Important Caveats and Refinements:
Case \(\alpha > 1\): The argument above holds reasonably well. The total probability mass \(\sum p_j\) converges. The number of unique items grows sub-linearly with \(n\), with an exponent \(1/\alpha < 1\).
Case \(\alpha < 1\): The total probability mass \(\sum p_j\) diverges as \(G \to \infty\). In this regime, new items are discovered much more rapidly. The analysis shows that \(U(n)\) grows linearly with \(n\), i.e., \(U(n) \propto n^1\).
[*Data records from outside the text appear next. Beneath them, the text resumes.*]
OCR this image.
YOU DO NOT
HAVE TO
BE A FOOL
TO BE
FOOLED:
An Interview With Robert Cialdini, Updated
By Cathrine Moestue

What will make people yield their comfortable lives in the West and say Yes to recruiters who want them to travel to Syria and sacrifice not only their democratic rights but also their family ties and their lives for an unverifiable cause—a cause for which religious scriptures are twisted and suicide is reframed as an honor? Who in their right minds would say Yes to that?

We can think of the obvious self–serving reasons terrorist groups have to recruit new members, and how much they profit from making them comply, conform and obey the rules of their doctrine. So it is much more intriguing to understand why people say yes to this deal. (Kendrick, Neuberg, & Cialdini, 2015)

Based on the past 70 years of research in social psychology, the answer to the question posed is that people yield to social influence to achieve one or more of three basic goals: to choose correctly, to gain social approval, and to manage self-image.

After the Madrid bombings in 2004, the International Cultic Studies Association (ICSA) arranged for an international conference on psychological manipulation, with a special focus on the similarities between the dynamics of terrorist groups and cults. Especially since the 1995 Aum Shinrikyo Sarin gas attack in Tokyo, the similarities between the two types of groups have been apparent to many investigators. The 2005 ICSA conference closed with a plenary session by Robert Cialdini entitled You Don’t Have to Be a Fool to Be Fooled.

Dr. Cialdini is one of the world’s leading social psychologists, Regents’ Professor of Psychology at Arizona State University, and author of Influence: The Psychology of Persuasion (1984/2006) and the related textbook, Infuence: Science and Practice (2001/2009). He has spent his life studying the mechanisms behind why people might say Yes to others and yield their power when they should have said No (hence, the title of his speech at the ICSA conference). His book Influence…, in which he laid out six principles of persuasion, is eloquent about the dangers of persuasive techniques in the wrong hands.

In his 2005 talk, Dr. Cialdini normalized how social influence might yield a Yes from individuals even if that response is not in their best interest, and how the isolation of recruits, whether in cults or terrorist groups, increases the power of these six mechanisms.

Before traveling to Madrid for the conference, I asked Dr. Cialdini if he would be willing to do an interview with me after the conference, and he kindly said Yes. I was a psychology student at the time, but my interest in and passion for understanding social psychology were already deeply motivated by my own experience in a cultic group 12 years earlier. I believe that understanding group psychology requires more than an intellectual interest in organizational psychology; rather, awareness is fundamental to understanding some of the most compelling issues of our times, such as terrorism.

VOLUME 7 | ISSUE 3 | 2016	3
The log-log slope \(\beta\) would be 1. This happens because the contribution from the \(n \cdot p(x)\) part of the integral dominates and scales linearly with \(n\).
Case \(\alpha = 1\): This is a boundary case (like Zipf’s law). The total probability diverges logarithmically. The growth is found to be \(U(n) \propto n / \log n\) (or related forms involving \(\log n\)). This is not a pure power law, so a log-log plot might show slight curvature, although it can look approximately linear over limited ranges with a slope close to 1.
Conclusion:
The linear relationship you observe on the log-log plot is analytically expected for a power-law probability distribution \(p_j \propto j^{-\alpha}\): * If the slope \(\beta\) is less than 1, it suggests \(\alpha > 1\), and you can estimate \(\alpha \approx 1/\beta\). * If the slope \(\beta\) is approximately 1, it suggests \(\alpha \le 1\).